The committee should focus on what happened in the weeks leading up to the Benghazi attack.

They should ask why Ambassador Stevens’ repeated calls for more security were ignored.

They should question why there was no rescue mission mounted while our men were under attack.

And, yes, they should ask who decided to lie about the events on September 11, 2012 being a planned terrorist attack and instead of using the lame excuse that they were the result of a YouTube video sparking a demonstration that got out of hand.

These questions have all been asked before but they have never answered.

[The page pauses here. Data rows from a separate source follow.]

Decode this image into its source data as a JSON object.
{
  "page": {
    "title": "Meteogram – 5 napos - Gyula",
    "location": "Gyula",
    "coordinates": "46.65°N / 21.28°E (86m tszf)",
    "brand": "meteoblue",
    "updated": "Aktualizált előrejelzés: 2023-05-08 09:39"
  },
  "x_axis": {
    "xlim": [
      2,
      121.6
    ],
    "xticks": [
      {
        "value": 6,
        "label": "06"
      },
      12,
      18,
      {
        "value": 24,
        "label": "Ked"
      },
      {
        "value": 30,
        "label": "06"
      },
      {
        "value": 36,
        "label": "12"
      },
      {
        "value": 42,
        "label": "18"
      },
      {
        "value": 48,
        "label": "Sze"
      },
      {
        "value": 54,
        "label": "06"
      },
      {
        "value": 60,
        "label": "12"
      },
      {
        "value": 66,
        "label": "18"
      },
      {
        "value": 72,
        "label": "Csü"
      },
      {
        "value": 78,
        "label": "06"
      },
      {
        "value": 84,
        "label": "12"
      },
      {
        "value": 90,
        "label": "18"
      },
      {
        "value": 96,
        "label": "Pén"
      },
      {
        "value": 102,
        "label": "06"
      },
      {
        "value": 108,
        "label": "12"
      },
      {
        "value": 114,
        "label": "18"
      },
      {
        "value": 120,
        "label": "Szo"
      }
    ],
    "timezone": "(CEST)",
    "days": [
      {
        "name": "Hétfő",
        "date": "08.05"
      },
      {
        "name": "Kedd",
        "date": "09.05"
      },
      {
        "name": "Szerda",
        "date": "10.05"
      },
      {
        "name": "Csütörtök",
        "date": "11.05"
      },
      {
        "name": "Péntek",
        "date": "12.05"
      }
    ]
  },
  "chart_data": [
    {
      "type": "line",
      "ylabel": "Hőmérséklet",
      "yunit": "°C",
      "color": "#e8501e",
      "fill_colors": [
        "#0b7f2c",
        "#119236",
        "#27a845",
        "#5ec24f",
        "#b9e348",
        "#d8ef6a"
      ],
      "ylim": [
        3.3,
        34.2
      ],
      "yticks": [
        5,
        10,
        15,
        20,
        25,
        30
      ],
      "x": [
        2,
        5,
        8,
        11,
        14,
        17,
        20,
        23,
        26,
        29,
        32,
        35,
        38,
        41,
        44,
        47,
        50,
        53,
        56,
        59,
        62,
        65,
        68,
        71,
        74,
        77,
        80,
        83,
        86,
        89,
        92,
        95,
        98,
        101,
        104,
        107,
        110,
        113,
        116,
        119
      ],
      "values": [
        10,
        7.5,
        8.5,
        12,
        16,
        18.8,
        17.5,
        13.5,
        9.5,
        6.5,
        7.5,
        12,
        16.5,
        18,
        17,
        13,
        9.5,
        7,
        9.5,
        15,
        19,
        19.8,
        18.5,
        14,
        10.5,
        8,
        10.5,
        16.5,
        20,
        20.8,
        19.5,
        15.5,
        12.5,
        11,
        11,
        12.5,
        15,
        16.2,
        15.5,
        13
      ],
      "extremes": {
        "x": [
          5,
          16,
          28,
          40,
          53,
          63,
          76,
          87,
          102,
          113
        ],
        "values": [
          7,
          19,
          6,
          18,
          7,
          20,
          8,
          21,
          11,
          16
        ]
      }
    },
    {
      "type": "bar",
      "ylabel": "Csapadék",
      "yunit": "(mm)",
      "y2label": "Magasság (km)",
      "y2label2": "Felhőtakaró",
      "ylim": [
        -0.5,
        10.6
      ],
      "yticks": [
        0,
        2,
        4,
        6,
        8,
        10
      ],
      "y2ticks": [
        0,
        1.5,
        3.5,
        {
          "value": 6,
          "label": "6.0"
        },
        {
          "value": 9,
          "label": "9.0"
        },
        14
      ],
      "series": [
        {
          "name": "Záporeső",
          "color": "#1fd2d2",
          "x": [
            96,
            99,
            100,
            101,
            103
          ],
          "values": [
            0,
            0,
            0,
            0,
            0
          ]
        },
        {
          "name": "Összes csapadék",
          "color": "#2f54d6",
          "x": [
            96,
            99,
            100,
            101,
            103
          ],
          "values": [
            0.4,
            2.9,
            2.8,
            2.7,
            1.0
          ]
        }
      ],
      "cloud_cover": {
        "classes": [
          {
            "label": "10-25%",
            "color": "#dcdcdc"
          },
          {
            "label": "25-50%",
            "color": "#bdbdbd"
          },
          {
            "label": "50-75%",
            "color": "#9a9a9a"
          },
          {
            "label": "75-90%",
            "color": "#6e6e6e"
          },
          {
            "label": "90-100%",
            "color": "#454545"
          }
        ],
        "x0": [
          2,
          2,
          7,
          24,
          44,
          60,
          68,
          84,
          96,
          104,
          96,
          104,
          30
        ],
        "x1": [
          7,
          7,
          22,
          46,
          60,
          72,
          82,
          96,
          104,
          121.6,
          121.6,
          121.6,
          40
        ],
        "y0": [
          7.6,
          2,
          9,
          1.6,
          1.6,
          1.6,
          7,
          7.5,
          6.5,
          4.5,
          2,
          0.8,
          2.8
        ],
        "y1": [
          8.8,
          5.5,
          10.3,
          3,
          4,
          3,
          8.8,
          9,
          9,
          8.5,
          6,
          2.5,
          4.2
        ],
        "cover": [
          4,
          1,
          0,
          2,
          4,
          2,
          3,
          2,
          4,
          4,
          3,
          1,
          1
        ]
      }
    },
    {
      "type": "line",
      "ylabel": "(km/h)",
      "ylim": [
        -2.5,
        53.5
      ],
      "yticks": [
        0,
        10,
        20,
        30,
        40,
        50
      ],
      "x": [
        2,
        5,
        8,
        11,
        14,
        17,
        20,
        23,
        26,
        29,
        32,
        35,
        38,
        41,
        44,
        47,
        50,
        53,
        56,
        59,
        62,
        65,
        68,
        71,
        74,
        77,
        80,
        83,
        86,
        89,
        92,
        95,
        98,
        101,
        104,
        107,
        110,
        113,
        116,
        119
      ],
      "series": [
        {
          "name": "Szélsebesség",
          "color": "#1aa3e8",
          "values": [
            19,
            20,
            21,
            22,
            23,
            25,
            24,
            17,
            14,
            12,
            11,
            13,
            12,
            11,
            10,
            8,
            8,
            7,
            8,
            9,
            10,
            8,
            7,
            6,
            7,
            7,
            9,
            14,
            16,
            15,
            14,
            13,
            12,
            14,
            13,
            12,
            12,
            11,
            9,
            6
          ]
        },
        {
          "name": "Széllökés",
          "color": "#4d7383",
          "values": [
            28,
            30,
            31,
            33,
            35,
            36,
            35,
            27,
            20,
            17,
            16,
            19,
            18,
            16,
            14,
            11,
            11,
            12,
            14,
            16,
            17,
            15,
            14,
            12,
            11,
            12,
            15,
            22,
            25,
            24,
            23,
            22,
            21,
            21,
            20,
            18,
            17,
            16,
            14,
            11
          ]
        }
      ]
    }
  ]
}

Now, fast forward to October 22, 2015, the committee has new evidence, including Ambassador Stevens’ own emails. This time it will be difficult for any witness to keep dodging the questions.

Finally, and perhaps the most fundamental question of all – was the fiasco of the Libyan war another example of the Obama administration’s love affair with moderately radical Islamists? Has the Obama administration been willfully blind -- from the start -- to the dangers posed by all radical Islamists in Libya, in Egypt, in Syria, in Iraq, in Iran?

There is an overwhelming temptation for any politician in today’s Washington to be partisan.  But it was the same forty years ago during the Watergate scandal.

I know because I was there, working for Richard Nixon and Henry Kissinger as a young aide in the West Wing.  It was a dark time not just for the Nixon team, but for the country.

The nation’s business was put on hold for well over a year while we investigated the president and his closest associates.

In the end, the system worked. Nixon resigned, a new president was sworn in and the rift was healed. It was due in no small part to the integrity of the Watergate Committee members – both Republican and Democrat.

Most of them were able to rise above politics and serve the nation’s business. A few, however, learned a different lesson – not the lesson that no one is above the law, but as long as you don’t get caught…

Was Secretary Clinton trying to hide something with her private email system? Perhaps. But that’s for the FBI to decide, not the House Republicans.